Y por segunda vez vuelve el palacio de antes, aunque cambiado y ensombrecido tras las semanas de aprendizaje. Las ventanas altas con las larguísimas cortinas blancas se parecen a bastidores de una prisión para gigantes o a alguna casa de locos de pesadilla.
Nada de dinero contante. El dinero futuro es seguro siempre, pero menos. En espera, únicamente el mismo sol de julio con un año de intervalo, pero más molesto hoy día, como colérico por su calorífico furor. Las mismas salas altas se dirían más bajas, como un cielo de tormenta que fuese amenazadoramente blanco, con un blanco de hierro al rojo, con un blanco fúnebre tal que un cortejo de virgen. El mismo médico director parece algo menos paternal, con nuevos ayudantes que no parecen valer lo que los otros. El servicio, a primera vista, menos cuidado. Hasta los enfermos parecen más graves. Sin embargo, durante este mes tórrido y que debe ser malsano, ningún muerto, ¡pero cuánto mal humor!, ¡apenas suspendido por la Fiesta Nacional! Pequeños extraordinarios, alguna elasticidad mayor en el reglamento, una decoración interior barata, debida al entusiasmo de los enfermos: guirnaldas de papel e iniciales R. R doradas con purpurina. Veinte días pasados allí.

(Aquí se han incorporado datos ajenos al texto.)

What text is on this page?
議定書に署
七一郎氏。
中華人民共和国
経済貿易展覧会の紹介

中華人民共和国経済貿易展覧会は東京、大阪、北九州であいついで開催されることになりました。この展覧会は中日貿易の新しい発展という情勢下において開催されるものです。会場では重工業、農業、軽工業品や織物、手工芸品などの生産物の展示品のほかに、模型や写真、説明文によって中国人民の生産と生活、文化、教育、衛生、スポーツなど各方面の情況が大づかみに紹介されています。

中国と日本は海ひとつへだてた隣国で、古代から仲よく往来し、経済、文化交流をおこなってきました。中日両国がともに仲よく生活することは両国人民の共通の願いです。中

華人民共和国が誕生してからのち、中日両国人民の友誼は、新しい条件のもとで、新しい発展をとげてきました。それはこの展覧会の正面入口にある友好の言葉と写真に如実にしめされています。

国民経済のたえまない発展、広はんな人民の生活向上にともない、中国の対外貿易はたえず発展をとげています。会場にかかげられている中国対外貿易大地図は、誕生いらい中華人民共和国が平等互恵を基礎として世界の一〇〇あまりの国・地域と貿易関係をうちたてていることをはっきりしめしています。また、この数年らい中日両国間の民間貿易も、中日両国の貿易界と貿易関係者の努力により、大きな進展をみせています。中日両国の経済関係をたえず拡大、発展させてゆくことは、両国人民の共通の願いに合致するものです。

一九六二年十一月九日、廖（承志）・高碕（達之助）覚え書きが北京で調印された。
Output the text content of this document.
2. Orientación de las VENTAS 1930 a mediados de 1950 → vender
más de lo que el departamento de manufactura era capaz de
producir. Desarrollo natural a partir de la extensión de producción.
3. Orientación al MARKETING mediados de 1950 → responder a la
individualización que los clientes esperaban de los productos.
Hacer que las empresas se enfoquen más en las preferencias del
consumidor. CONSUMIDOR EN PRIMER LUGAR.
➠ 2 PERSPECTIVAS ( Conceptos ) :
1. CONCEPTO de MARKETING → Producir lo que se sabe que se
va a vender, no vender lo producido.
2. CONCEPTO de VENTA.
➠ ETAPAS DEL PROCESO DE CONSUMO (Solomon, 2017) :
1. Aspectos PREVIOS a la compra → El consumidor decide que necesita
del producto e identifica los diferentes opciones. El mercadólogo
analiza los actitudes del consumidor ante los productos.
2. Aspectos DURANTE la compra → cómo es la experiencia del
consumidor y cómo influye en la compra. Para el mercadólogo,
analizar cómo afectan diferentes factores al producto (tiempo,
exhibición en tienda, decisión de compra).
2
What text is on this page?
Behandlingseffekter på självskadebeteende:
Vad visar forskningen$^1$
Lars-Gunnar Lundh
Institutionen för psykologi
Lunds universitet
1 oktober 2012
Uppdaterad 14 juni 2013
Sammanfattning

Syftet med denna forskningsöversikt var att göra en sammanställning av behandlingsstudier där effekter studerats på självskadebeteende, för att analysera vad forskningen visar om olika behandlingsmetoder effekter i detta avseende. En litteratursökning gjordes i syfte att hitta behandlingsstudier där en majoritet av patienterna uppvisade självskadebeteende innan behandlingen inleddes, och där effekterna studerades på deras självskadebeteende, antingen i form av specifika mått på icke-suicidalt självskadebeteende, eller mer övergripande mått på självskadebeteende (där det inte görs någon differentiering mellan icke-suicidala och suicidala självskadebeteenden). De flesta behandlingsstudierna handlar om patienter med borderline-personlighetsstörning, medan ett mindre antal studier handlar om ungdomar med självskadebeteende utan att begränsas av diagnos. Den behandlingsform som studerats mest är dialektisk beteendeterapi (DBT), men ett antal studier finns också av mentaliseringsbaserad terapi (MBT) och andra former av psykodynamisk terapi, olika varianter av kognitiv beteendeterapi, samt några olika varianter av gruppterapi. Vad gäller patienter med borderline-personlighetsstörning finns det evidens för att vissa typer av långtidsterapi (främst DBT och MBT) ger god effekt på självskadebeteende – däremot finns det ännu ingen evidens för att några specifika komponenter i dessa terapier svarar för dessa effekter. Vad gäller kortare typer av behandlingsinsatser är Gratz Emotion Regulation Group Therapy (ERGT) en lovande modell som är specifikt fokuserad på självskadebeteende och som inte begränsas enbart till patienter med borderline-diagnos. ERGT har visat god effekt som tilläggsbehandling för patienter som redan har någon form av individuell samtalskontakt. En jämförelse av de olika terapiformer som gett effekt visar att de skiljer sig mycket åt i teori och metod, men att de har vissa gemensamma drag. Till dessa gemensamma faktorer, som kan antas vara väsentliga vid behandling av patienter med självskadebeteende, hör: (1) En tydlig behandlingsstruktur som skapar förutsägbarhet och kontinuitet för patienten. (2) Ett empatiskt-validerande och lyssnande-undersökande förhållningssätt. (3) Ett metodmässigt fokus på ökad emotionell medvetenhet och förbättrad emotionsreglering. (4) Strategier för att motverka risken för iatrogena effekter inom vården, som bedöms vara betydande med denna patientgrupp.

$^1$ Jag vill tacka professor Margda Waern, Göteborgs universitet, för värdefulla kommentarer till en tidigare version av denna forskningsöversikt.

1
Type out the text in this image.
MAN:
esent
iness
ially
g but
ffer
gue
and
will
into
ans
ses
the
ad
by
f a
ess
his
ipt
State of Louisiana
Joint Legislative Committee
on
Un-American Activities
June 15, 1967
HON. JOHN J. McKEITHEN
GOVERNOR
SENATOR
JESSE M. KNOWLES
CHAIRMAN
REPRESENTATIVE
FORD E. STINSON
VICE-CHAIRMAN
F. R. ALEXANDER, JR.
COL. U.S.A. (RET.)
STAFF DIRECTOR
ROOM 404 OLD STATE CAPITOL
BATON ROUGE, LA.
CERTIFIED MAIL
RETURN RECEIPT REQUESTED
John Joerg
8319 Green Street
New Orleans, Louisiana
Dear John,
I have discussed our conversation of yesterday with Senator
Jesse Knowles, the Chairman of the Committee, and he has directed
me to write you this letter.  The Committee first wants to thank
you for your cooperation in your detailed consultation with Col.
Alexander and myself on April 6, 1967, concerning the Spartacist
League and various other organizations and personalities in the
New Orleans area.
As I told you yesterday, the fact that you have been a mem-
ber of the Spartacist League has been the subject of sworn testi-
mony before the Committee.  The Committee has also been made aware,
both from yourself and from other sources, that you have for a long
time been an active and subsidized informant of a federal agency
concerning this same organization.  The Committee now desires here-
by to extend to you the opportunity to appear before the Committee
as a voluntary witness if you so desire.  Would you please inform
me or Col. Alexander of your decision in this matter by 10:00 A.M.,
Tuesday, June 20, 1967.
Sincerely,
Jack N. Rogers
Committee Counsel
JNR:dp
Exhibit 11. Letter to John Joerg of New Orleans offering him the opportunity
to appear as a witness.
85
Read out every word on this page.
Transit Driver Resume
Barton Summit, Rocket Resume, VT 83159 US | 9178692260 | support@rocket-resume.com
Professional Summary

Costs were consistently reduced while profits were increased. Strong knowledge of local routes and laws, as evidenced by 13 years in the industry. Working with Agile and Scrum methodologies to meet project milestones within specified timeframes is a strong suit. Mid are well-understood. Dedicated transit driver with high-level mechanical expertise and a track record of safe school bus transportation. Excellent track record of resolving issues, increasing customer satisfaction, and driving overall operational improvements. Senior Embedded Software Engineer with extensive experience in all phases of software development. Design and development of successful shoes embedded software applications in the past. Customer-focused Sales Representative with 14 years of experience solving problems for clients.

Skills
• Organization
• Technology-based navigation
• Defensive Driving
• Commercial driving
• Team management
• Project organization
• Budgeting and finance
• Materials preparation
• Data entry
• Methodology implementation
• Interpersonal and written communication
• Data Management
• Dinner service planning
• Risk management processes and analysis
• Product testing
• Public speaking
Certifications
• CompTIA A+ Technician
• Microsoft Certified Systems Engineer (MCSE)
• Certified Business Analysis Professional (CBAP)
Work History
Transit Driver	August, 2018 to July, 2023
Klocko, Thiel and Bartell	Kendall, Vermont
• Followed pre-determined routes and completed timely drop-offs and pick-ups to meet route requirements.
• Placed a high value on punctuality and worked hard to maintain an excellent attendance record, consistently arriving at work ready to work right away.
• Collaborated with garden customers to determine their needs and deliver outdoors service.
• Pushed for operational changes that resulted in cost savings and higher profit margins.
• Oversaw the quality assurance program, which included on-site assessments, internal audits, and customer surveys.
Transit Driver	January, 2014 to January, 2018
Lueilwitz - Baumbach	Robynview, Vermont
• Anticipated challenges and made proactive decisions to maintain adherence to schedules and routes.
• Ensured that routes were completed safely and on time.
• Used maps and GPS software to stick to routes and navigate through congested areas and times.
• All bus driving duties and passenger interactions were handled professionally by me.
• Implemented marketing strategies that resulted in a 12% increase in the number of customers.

Nueva estancia en el asilo napoleónico. En agosto. Un agosto lluvioso. El año pasado era un hermoso mes de primavera. Había rosas de todos matices a lo largo de las balaustradas, invadidas en ese tiempo por las flores, hoy día verdes y negras en las hojas y ramas. Los árboles de los tresbolillos amarillean en varios lugares y el viento se lleva sus hojas. El viento llora también en los corredores algunos días y las corrientes de aire, siempre malas, comienzan a ser «peligrosas», según me hace notar un parisiense, pulmoniaco que ha sido enviado aquí por error, indudablemente.
Las noches son frescas y comienzan a inaugurar el sistema de invierno, que consiste en plegar dobles los pequeños cobertores, que nos habíamos contentado con desplegar hasta este tiempo, excepcionalmente riguroso.
La alimentación, que, comparada con la de los hospitales propiamente dichos —por otra parte, suficiente y sana—, era tan buena y variada, se hace ahora demasiado poca. Entre los convalecientes hay algunos que atribuyen este mal a la partida inminente de las hermanas. Su reemplazo restablecerá el perfecto orden de antes, tanto en la disciplina verdaderamente paternal —o maternal, como se quiera— como en las cosas del refectorio. Pues aquí reina algún descuido en la administración, faltando la ecuanimidad que sería necesaria para el buen gobierno de todos.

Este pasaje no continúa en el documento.